Now all be good boys, behave yourselves, go and do something usefull for yourselves, read a brilliant article, I posted the link to it in the recording techniques forum. Its called "digital myths"
 
HearClear said:
I thought there was a rule on panning. I just ignore it with dirty stereo guitars. That info was given to me by one the people who helped teach me how to mix, he is an engineer at a professional studio and taught recording classes at the state collage here. He told me to never pan more than 9 & 3 o'clock. But I guess he was wrong. Oh well, that leaves me with more experimentation to do with piano and drums! But one more question, why would an experinced engineer who was hired by a nice studio, (when i say nice I mean fully automated otari board, 16 track 2" tape recorder, 24 track adat, protools, countless mics and so on) tell me I should never pan hard left or right?
Thanks
Adam

Bec hes old school? Bec hes uninformed? For instance, if youre mixing a choir of 20 tracks or so...where each vocal is on a dif track...you will get a much fuller sound with more depth if you pan all the way on each side and stagger the placement of the tracks incrementally toward the center than if you dont go past the 9 or 3 o'clock.

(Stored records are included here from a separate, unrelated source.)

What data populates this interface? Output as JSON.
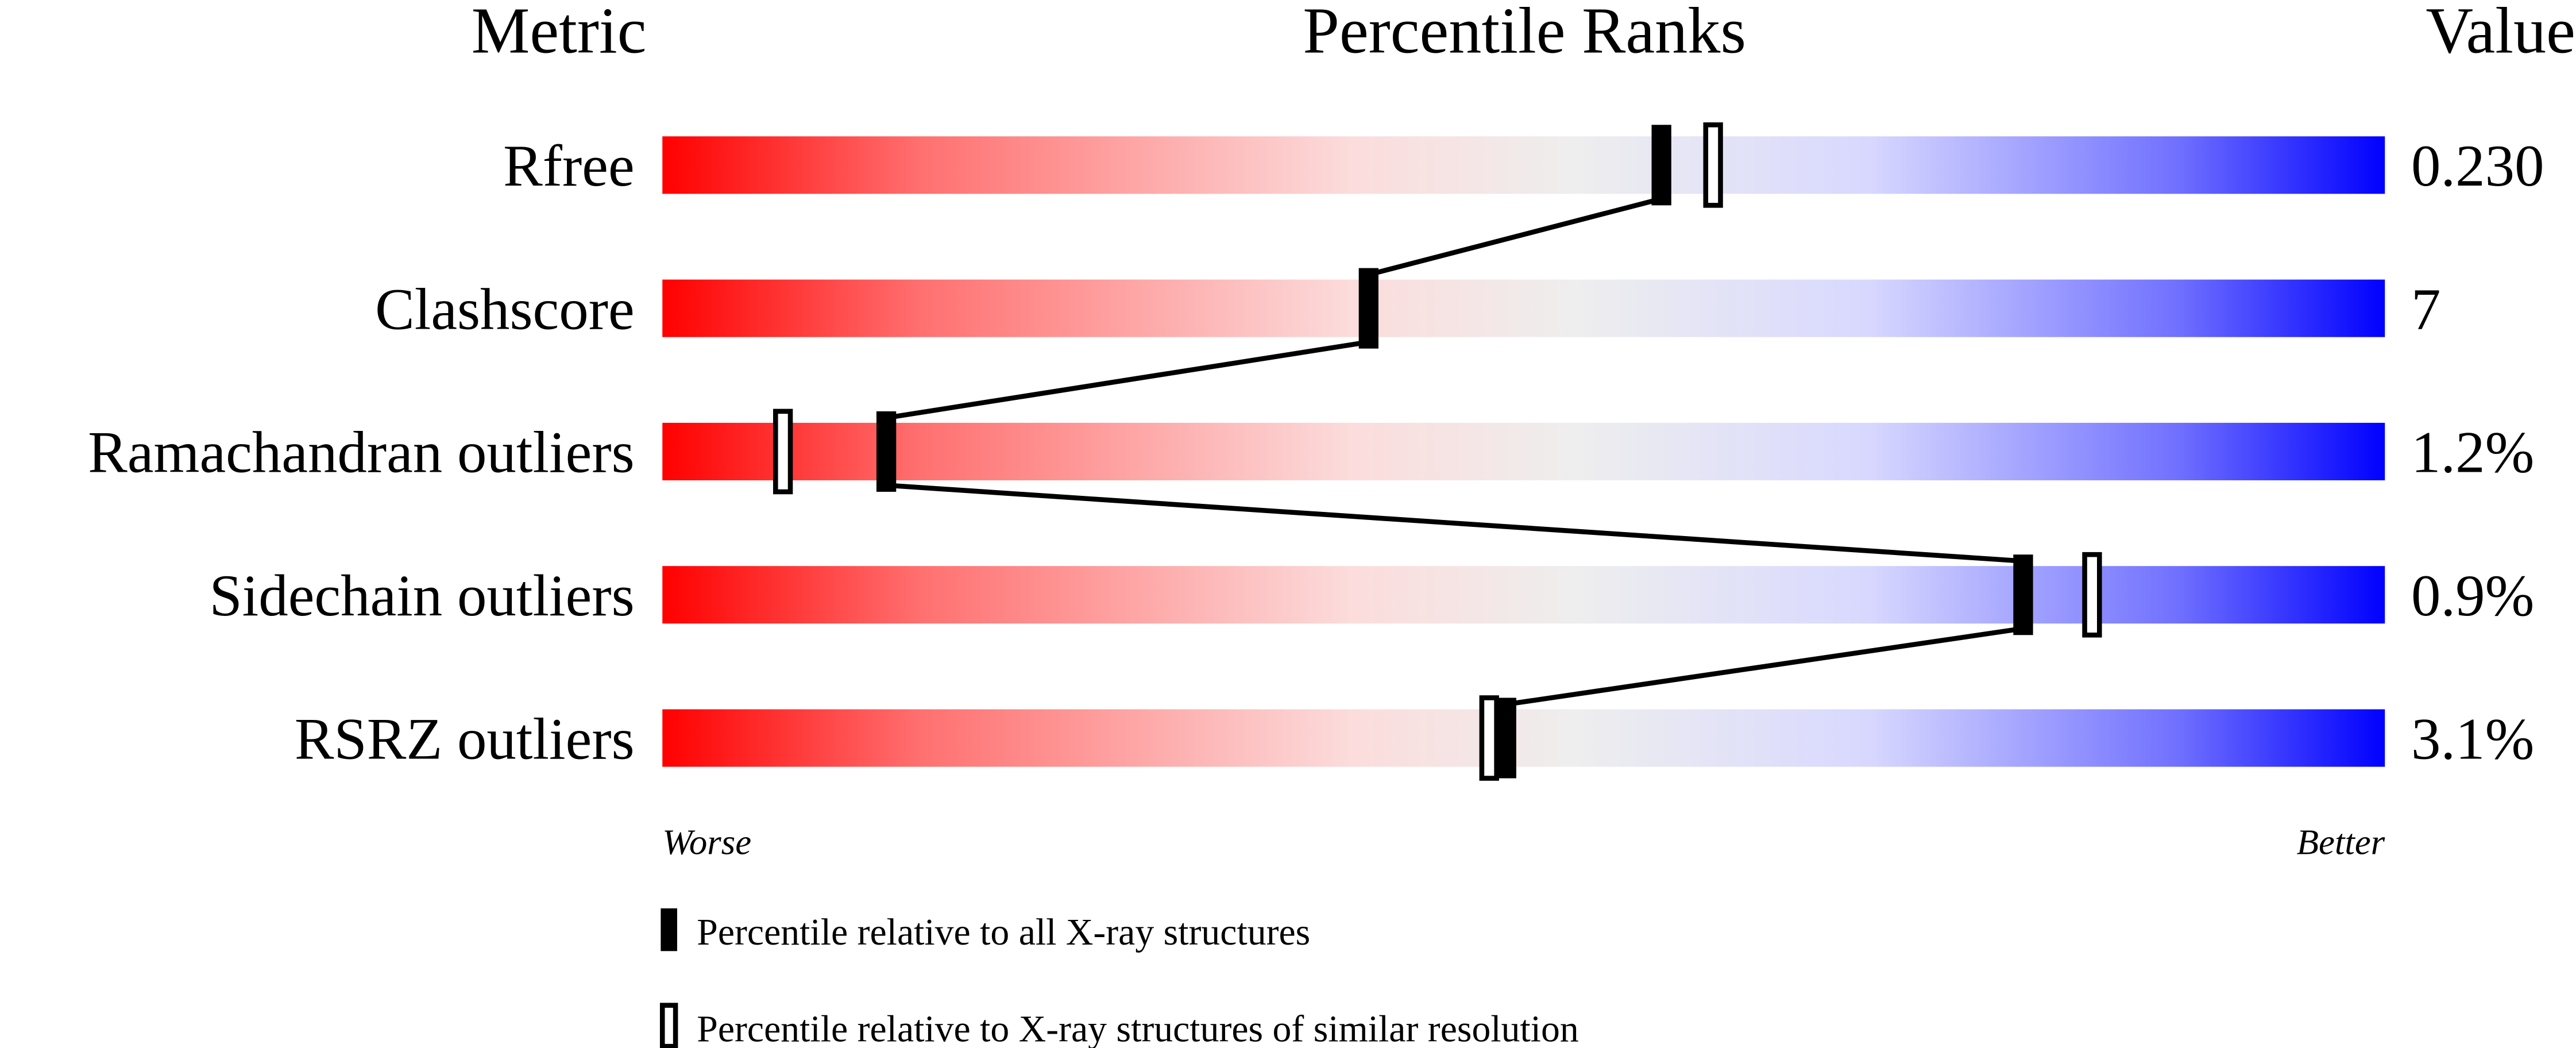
{
  "chart_data": {
    "type": "percentile-slider",
    "headers": {
      "metric": "Metric",
      "ranks": "Percentile Ranks",
      "value": "Value"
    },
    "xlim": [
      0,
      100
    ],
    "axis": {
      "left": "Worse",
      "right": "Better"
    },
    "gradient_colors": [
      "#ff0000",
      "#ff7070",
      "#fcdcdc",
      "#eeeeee",
      "#d8d8ff",
      "#7070ff",
      "#0000ff"
    ],
    "rows": [
      {
        "metric": "Rfree",
        "value": "0.230",
        "percentile_all": 58,
        "percentile_similar": 61
      },
      {
        "metric": "Clashscore",
        "value": "7",
        "percentile_all": 41,
        "percentile_similar": null
      },
      {
        "metric": "Ramachandran outliers",
        "value": "1.2%",
        "percentile_all": 13,
        "percentile_similar": 7
      },
      {
        "metric": "Sidechain outliers",
        "value": "0.9%",
        "percentile_all": 79,
        "percentile_similar": 83
      },
      {
        "metric": "RSRZ outliers",
        "value": "3.1%",
        "percentile_all": 49,
        "percentile_similar": 48
      }
    ],
    "legend": [
      {
        "marker": "filled",
        "label": "Percentile relative to all X-ray structures"
      },
      {
        "marker": "open",
        "label": "Percentile relative to X-ray structures of similar resolution"
      }
    ]
  }
}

The same goes for textures like layered strings and some percussion and whole bunch of other things. Certainly in electronica on just about everything from loops to analog synths you better be panning wide especially if youre moving things from left to right.
 
sjoko2 said:
In my opinion panning isn't used enough, and not experimented with enough.
The main difference in good vs bad panning is easiest heard in a collapse to mone. Good panning will collapse to mono without significant loss of sound / instruments, bad panning will completely change the sound in a collapse to mono

Sjoko2,

Can you elaborate on this a little bit? When trying to figure out how far to pan, what is the best technique?

I have a vocal track that is doubled, and panning one right and one left really opens up the sound. Should I start panning them right and left until I start hearing an increase in sound and then leave them there?